AVL List GmbH, Graz, Austria

Paper No. ICEF2010-35098, pp. 525-532; 8 pages
  • ASME 2010 Internal Combustion Engine Division Fall Technical Conference
  • ASME 2010 Internal Combustion Engine Division Fall Technical Conference
  • San Antonio, Texas, USA, September 12–15, 2010
  • Conference Sponsors: Internal Combustion Engine Division
  • ISBN: 978-0-7918-4944-6 | eISBN: 978-0-7918-3882-2
  • Copyright © 2010 by ASME


Gasoline engines have perfect emissions quality in stationary part load operation — how to ensure such ideal operation also at engine start, at tip-in tip-out, and at full load conditions? Key to the solution of these issues is the optimum use of components for mixture formation, combustion and exhaust gas aftertreatment with the focus on actuator calibration yielding reliable and low emissions combustion under transient operating conditions. Conventional testing of actuator parameter settings for such transients is evaluated with engine out emissions measurements. Any emissions peaks are well understood to be the result of some specific cycles which suffer from inadequate mixture formation due to limitations of fuel injection, evaporation or air supply. Consequently, improvements are achieved with adaptation of actuator parameters such as fuel injection timing, multiple injections or throttle and boost pressure settings in part load operation.
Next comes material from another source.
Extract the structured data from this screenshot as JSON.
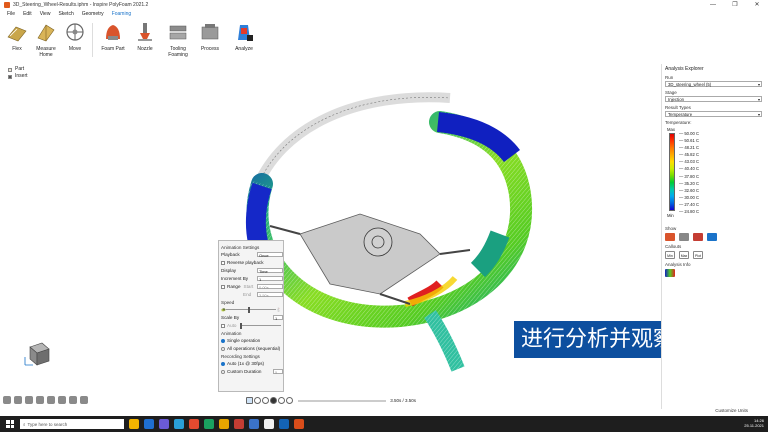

With in-cylinder events being the root cause for emissions related issues, there is demand for diagnostic techniques capable of identifying emissions relevant in-cylinder processes for individual cylinders and on a cycle by cycle basis. This demand is met with the measurement of in-cylinder pressure together with flame radiation intensity. As cylinder pressure signals are evaluated for combustion stability, the simultaneously recorded flame signals provide information on mixture preparation quality. Well premixed charge results in flame radiation signals which are typical for homogeneous turbulent flames. Insufficiently evaporated and partially mixed fuel, especially at engine start, yields flame signals typical for diffusion flames. This simple relation between flame signals and soot formation events provides the basis for measurement techniques enabling mixture formation evaluation for individual cylinders and individual cycles. The application of such in-cylinder pressure and flame measurement techniques to PFI and GDI engines is presented with examples for engine cold start testing. The technique is further applied in the calibration of engine tip-in transients.